CEO’s Take: Robert Riecker, Sears Holdings CFO, said: “We are seeing clear progress through initiatives of our strategic restructuring and transformation, which enabled us to achieve substantial improvements to both our Adjusted EBITDA and net loss in the third quarter of 2017. We continue to evaluate innovative ways to deliver the best value and service for our members. To this end, we will build on the success of our recently opened dedicated concept stores to continue delivering specialized integrated retail experiences to our members in the upcoming quarters. As we continue to take action to reduce our operating losses and to improve our performance, we are also committed to taking further decisive steps to strengthen our financial flexibility.”
In a Nutshell: Express continues to invest in its digital capabilities, which has paid off for the retailer in the quarter, in the form of increased traffic and conversions. The upward lift in e-commerce has the company confident that online sales will exceed 40 percent of total sales in the next five years. To that end, it’s expanding its ship from store abilities and has launched buy-online, pickup from store.
The chain is also banking on its relaunched loyalty program, Next, to continue to attract and retain customers.

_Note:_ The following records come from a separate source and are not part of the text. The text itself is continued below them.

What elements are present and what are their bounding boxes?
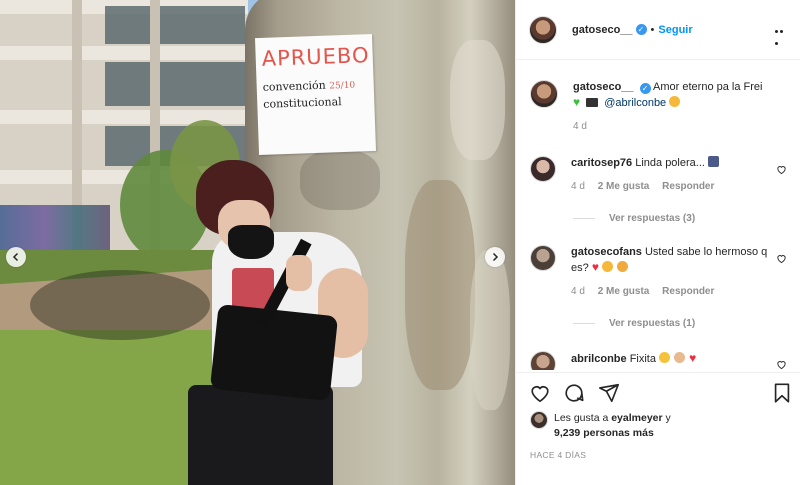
clapperboard-icon (586, 98, 599, 107)
post-header: gatoseco__ ✓ • Seguir (516, 0, 800, 60)
avatar[interactable] (530, 351, 556, 370)
caption: gatoseco__ ✓ Amor eterno pa la Frei ♥ @a… (530, 80, 795, 134)
verified-icon: ✓ (639, 83, 651, 94)
mention-link[interactable]: @abrilconbe (604, 97, 666, 109)
comment-item: abrilconbe Fixita ♥ (530, 351, 795, 370)
avatar[interactable] (529, 15, 557, 44)
sign-text-convencion: convención (262, 78, 326, 94)
comment-time: 4 d (571, 286, 585, 297)
comments-list[interactable]: gatoseco__ ✓ Amor eterno pa la Frei ♥ @a… (516, 60, 800, 370)
avatar[interactable] (530, 245, 556, 271)
comment-username[interactable]: caritosep76 (571, 157, 632, 169)
prev-photo-button[interactable] (6, 247, 26, 267)
comment-item: gatosecofans Usted sabe lo hermoso q es?… (530, 245, 795, 299)
green-heart-icon: ♥ (573, 95, 581, 109)
caption-text: Amor eterno pa la Frei (653, 81, 763, 93)
person-legs (188, 385, 333, 485)
post-actions: Les gusta a eyalmeyer y 9,239 personas m… (516, 372, 800, 485)
next-photo-button[interactable] (485, 247, 505, 267)
reply-button[interactable]: Responder (662, 181, 714, 192)
post-window: APRUEBO convención 25/10 constitucional … (0, 0, 800, 485)
post-sidebar: gatoseco__ ✓ • Seguir gatoseco__ ✓ Amor … (515, 0, 800, 485)
person-overall (209, 303, 339, 402)
post-time[interactable]: HACE 4 DÍAS (530, 450, 586, 460)
comment-text: Fixita (629, 353, 656, 365)
bookmark-icon[interactable] (771, 382, 793, 404)
view-replies-button[interactable]: Ver respuestas (1) (573, 318, 695, 329)
sign-text-apruebo: APRUEBO (261, 43, 370, 71)
comment-item: caritosep76 Linda polera... 4 d 2 Me gus… (530, 156, 795, 194)
cat-emoji-icon (669, 96, 681, 107)
red-heart-icon: ♥ (689, 351, 697, 365)
sign-text-constitucional: constitucional (263, 95, 342, 111)
comment-likes[interactable]: 2 Me gusta (598, 181, 650, 192)
likes-count[interactable]: 9,239 personas más (554, 427, 654, 439)
heart-icon[interactable] (776, 359, 787, 370)
verified-icon: ✓ (635, 24, 647, 35)
chevron-left-icon (12, 252, 19, 262)
comment-username[interactable]: abrilconbe (571, 353, 627, 365)
avatar[interactable] (530, 411, 548, 429)
follow-button[interactable]: Seguir (658, 24, 692, 36)
red-heart-icon: ♥ (591, 260, 599, 274)
cat-emoji-icon (617, 261, 629, 272)
comment-likes[interactable]: 2 Me gusta (598, 286, 650, 297)
header-separator: • (650, 23, 655, 36)
heart-icon[interactable] (776, 164, 787, 175)
view-replies-button[interactable]: Ver respuestas (3) (573, 213, 695, 224)
smile-emoji-icon (659, 352, 671, 363)
avatar[interactable] (530, 80, 558, 108)
chevron-right-icon (492, 252, 499, 262)
face-mask (228, 225, 274, 259)
likes-summary: Les gusta a eyalmeyer y 9,239 personas m… (530, 411, 671, 441)
share-icon[interactable] (598, 382, 620, 404)
avatar[interactable] (530, 156, 556, 182)
heart-icon[interactable] (529, 382, 551, 404)
heart-eyes-emoji-icon (602, 261, 613, 272)
header-username[interactable]: gatoseco__ (572, 24, 633, 36)
post-photo[interactable]: APRUEBO convención 25/10 constitucional (0, 0, 515, 485)
caption-username[interactable]: gatoseco__ (573, 81, 634, 93)
protest-sign: APRUEBO convención 25/10 constitucional (254, 33, 377, 156)
liker-username[interactable]: eyalmeyer (611, 412, 662, 424)
ok-hand-emoji-icon (674, 352, 686, 363)
person-emoji-icon (708, 156, 719, 167)
heart-icon[interactable] (776, 253, 787, 264)
comment-icon[interactable] (563, 382, 585, 404)
reply-button[interactable]: Responder (662, 286, 714, 297)
sign-date: 25/10 (329, 80, 356, 92)
more-icon[interactable] (775, 24, 789, 45)
comment-username[interactable]: gatosecofans (571, 246, 642, 258)
caption-time: 4 d (573, 121, 587, 132)
comment-time: 4 d (571, 181, 585, 192)
comment-text: Linda polera... (635, 157, 705, 169)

To help drive brand awareness, Express has partnered with the NBA on a Game Changers campaign designed to attract more men. The retailer sees the NBA as a key partner since it has more millennial fans than any other sports league.
The company’s fourth quarter outlook is for comp sales to be up in the low single digits. Express projects diluted EPS to be in the 40 to 44 cent range. By the end of the year, the company expects to operate 636 stores through the reduction in full line doors in the U.S. and Canada and the increase in outlet locations.
Sales: Net sales decreased by 1 percent to $498.7 million in the third quarter from $506.1 million during the same period of 2016. The company reported a 1 percent dip in comp store sales for the quarter even with a 23 percent spike in e-commerce sales. Digital sales reached 24 percent of total net sales, up from 19 percent last year.
Earnings: The retailer’s net income was $6.3 million or 8 cents per diluted share, compared to $11.6 million or 15 cents per diluted share during the third quarter of 2016.
CEO’s Take: President and CEO David Kornberg said “We have very strong relationships with our suppliers. And we’ve learned a lot over the last few years through the growth of the Express Factory Outlet business in terms of other countries of origin, other places where we can manufacture. That has clearly benefited us this year. It is still ongoing look. We’re constantly looking at ways we can speed up production, ways we can improve our product costs and I see that continuing into next year and beyond. We had concerns in the past in terms of going into some of the countries that we’re working with but a lot of progress has been made in those countries and we feel very comfortable with it and what we’ve seen this year is that there’s been no determent to the quality of the products we’ve delivered and there’s been no delay in the products we’ve delivered into our stores.”